AS NOSSAS BICICLETAS — II
Caríssima/o:
A poesia da semana passada é quase (como que) um diário de bordo e reporta de maneira real toda a fantasia dos nossos dez-quinze anos, seja hoje ou tenham passado décadas.
Também andámos pelas nossas estradas a correr, a voar, a arrastar, a esfarrapar...
Isto de andar de bicicleta é como nadar: primeiro tem de se aprender...
Dominada a máquina, depois das quedas, dos tombos, dos saltos, das esmurradelas e amoladelas (para só falar destas!...), incorporados no grupo e recomendados a um mais velho, estávamos aptos para a primeira viagem até Aveiro, para o Liceu ou para a Escola Comercial...
Todos os dias da semana, sábados incluídos – que nesses tempos tínhamos aulas aos sábados... - um rancho de várias dezenas de rapazes e raparigas enchia a estrada da Gafanha para Aveiro.
Teremos ocasião para relembrar algumas das cenas ocorridas nessas deslocações, umas trágicas, cómicas outras, doridas ou divertidas, chuvosas ou suadas, enfim, para quase todos os gostos.
Fixemo-nos tão-só nas bicicletas... Ainda se lembram da que me coube em sorte? Lá fizemos boa companhia e, com ganas de a atirar à Ria em certas ocasiões, foi-me transportando durante os anos de estudo. Cada um de nós terá a sua estória com a que lhe foi atribuída: ganapos de dez-onze anos nem sempre era fácil conseguir máquina adaptada ao tamanho do pretendente a ciclista. Viam-se então arranjos e alterações que não lembrariam ao melhor engenhocas... O mais fácil era descer o selim e ensaiar umas pedaladas em bicos de sapatos... Se desse, o problema estava resolvido, caso contrário era verruga acentuada na testa e trejeito na boca que indiciava caso muito bicudo e nem sempre de fácil solução: os cobres eram poucos e os tempos difíceis, mesmo para os ricos (chamávamos assim aos que tinham terras e faziam a sua vida na lavoura...).

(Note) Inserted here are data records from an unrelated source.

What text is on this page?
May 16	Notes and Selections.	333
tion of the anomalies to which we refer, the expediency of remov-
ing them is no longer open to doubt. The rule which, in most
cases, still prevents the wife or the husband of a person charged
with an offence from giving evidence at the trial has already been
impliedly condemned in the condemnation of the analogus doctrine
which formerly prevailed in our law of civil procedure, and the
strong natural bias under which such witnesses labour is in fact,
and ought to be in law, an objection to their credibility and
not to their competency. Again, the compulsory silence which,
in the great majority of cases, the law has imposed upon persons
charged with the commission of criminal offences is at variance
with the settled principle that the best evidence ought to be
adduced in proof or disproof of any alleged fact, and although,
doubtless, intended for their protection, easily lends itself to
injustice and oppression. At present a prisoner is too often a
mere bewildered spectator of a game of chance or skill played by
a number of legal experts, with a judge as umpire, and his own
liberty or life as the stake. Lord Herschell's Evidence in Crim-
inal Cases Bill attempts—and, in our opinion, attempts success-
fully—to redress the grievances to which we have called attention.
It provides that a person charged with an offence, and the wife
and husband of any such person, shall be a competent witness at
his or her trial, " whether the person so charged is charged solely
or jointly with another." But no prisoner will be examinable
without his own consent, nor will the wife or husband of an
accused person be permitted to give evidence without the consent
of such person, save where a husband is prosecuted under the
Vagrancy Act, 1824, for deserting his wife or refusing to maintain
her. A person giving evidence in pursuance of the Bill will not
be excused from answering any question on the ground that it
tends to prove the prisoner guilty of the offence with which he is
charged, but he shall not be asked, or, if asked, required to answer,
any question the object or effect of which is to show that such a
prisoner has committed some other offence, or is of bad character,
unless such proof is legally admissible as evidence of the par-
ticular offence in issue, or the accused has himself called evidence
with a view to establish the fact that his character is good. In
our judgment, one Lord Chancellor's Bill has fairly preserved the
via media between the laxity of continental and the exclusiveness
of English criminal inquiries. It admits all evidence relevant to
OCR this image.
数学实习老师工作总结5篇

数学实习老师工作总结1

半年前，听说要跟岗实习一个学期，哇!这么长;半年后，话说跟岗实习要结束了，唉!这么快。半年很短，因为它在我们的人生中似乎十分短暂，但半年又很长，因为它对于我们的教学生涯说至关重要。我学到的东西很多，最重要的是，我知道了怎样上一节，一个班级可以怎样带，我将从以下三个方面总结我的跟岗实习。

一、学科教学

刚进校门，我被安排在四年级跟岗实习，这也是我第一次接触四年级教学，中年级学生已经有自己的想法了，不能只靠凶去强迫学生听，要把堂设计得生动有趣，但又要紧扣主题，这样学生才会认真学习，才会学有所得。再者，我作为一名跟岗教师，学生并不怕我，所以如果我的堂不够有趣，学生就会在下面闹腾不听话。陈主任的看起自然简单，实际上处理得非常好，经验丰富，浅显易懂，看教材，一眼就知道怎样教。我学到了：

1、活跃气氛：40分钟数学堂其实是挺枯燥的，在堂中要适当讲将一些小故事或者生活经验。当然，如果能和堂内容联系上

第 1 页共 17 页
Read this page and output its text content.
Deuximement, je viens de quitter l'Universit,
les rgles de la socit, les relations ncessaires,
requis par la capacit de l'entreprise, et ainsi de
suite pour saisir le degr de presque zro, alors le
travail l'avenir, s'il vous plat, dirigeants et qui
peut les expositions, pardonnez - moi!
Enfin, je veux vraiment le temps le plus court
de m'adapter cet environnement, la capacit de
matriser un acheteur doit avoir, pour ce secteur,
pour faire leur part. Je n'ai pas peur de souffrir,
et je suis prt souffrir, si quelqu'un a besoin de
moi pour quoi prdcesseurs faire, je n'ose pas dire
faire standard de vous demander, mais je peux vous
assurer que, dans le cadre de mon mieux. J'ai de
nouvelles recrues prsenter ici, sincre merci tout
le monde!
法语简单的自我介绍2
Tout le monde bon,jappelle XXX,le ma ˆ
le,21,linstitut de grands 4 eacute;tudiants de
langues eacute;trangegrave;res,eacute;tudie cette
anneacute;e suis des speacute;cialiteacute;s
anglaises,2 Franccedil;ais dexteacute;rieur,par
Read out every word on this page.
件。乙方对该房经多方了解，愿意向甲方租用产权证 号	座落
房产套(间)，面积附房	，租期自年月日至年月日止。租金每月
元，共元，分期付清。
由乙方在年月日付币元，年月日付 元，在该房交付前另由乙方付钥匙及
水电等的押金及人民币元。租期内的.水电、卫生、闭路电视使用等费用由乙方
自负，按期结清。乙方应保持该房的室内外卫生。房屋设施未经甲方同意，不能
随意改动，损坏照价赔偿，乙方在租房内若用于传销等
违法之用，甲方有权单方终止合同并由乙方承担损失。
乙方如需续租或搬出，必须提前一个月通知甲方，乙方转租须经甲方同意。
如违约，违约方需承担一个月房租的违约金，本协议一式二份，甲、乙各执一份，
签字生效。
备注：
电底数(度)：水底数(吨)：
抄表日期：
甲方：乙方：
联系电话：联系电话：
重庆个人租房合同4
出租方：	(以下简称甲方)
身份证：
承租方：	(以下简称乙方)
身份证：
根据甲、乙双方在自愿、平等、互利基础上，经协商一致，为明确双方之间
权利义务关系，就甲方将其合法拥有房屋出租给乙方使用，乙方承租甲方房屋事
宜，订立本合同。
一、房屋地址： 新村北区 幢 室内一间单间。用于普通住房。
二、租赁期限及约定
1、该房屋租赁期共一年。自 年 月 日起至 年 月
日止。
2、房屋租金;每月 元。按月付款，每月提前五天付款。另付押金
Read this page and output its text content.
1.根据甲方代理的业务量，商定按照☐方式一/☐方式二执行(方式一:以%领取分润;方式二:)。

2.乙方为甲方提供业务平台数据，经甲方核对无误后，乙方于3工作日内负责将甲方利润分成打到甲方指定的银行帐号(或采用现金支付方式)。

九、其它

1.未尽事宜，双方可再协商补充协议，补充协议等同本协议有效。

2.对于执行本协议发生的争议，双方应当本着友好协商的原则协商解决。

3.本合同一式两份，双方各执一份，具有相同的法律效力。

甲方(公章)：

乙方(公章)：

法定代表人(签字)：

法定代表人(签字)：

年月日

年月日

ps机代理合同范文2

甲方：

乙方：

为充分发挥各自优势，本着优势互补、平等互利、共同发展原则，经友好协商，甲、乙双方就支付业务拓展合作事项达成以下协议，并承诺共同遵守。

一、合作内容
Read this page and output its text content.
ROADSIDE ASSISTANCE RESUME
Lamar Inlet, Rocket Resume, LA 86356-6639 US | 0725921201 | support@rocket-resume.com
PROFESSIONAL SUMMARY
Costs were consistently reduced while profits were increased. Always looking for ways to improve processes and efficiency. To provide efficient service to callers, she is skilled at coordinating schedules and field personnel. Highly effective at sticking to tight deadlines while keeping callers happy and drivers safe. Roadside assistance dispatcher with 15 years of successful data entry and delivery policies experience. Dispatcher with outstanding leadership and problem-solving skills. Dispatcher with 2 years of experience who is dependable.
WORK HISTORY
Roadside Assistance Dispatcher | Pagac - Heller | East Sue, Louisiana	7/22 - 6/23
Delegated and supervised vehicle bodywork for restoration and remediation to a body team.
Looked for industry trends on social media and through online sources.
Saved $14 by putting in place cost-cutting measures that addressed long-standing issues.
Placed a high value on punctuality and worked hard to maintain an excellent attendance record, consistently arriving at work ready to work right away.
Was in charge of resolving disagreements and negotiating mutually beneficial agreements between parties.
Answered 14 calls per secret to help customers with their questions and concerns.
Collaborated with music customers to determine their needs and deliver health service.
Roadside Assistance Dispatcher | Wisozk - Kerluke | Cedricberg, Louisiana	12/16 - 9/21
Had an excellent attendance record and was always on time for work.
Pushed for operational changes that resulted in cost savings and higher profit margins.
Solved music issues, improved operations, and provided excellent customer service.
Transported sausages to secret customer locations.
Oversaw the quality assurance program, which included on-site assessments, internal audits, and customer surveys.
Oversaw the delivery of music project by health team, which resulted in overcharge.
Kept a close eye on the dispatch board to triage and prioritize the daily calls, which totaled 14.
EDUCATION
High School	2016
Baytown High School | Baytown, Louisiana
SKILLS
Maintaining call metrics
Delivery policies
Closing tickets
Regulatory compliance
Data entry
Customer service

Ora, um nosso companheiro (que depois veio a ser o maior calmeirão ...), apesar de o selim estar todo em baixo, nem em bicos de pés (ou de sapatos...) conseguia chegar aos pedais... O caso estava sério, mas com a intuição e o génio do desenrascanso e já que a necessidade aguça o engenho e o rapaz tinha de ir com os outros, tira-se o selim da bicicleta, pega-se num saco de serapilheira a servir de almofada e toca a andar que se faz tarde!..., de pé para chegar aos pedais, um rápido descanso no «fofo do selim», e era um tal de papar os quilómetros da viagem diária... sempre com muita alegria e um riso sonoro que ainda hoje nos contagia.
Destas não aparecem no Guinness e é pena.